ANZ says its main focus will be retail and business banking after selling its life and consumer credit insurance business to international insurance giant Zurich for $2.85 billion.
The bank’s sale of OnePath Life completes what it describes as the “simplification” of its wealth management division, after selling its pensions and investments business to IOOF for $975 million in October.
ANZ chief executive Shayne Elliott said the bank is more than halfway through its plan to create a “simpler, better balanced bank” focused on retail and business banking in Australia and New Zealand.
“It all goes back to this really simple philosophy that in a complex world, we know that our customers are busy and just want us to help them out,” Mr Elliot said.
“The way to win for our customers and our shareholders is to do a few things and do them incredibly well.
“We’re really clear on what those few things are and essentially we are just exiting, shrinking or partnering on everything else.”
The life insurance deal, which remains subject to regulatory and other approvals, will result in Zurich becoming Australia’s largest retail life insurer as measured by premiums, with more than 1.5 million customers and 19 per cent of market share.
Zurich – which purchased Macquarie’s life insurer last year – has entered into a 20-year agreement to offer life insurance products through ANZ’s distribution channels.
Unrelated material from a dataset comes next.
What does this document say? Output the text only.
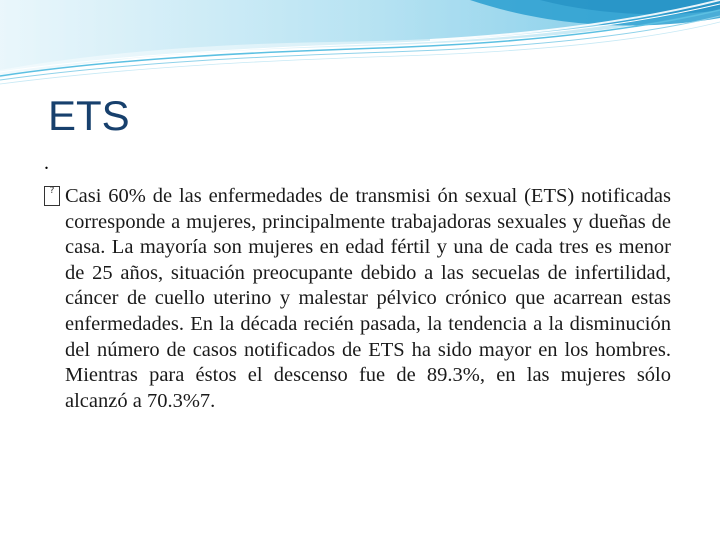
ETS
.
? Casi 60% de las enfermedades de transmisi ón sexual (ETS) notificadas corresponde a mujeres, principalmente trabajadoras sexuales y dueñas de casa. La mayoría son mujeres en edad fértil y una de cada tres es menor de 25 años, situación preocupante debido a las secuelas de infertilidad, cáncer de cuello uterino y malestar pélvico crónico que acarrean estas enfermedades. En la década recién pasada, la tendencia a la disminución del número de casos notificados de ETS ha sido mayor en los hombres. Mientras para éstos el descenso fue de 89.3%, en las mujeres sólo alcanzó a 70.3%7.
ANZ said its current insurance policies, including general insurance products provided via QBE, will not change under the new deal.
Mr Elliot said customers would still be able to access life insurance products at ANZ branches, online, or through a call centre, and the only change would be the manufacturing and management of those products.
He also hinted that the bank would consider returning capital – made from both the Zurich and IOOF transactions – to shareholders through either dividends or share buybacks if there is money left over following regulatory and other business costs.
The life insurance business had a carrying value of $3.38 billion, meaning ANZ will recognise an accounting loss of about $520 million on the deal.
ANZ is the third major bank to sell its life insurance business after Commonwealth Bank sold AIA Group in September for $3.8 billion, and National Australia Bank sold 80 per cent of its life insurance business to Japan’s Nippon Life for $2.4 billion in 2016.
Zurich chief executive for Asia Pacific Jack Howell said Australia was an attractive market due to its strong economic growth, relative stability and advanced market.
Zurich and ANZ have forecast to complete the deal by November 2018, and expect full separation from the bank by 2020.
ANZ shares gained 32 cents, or 1.1 per cent, to $28.82.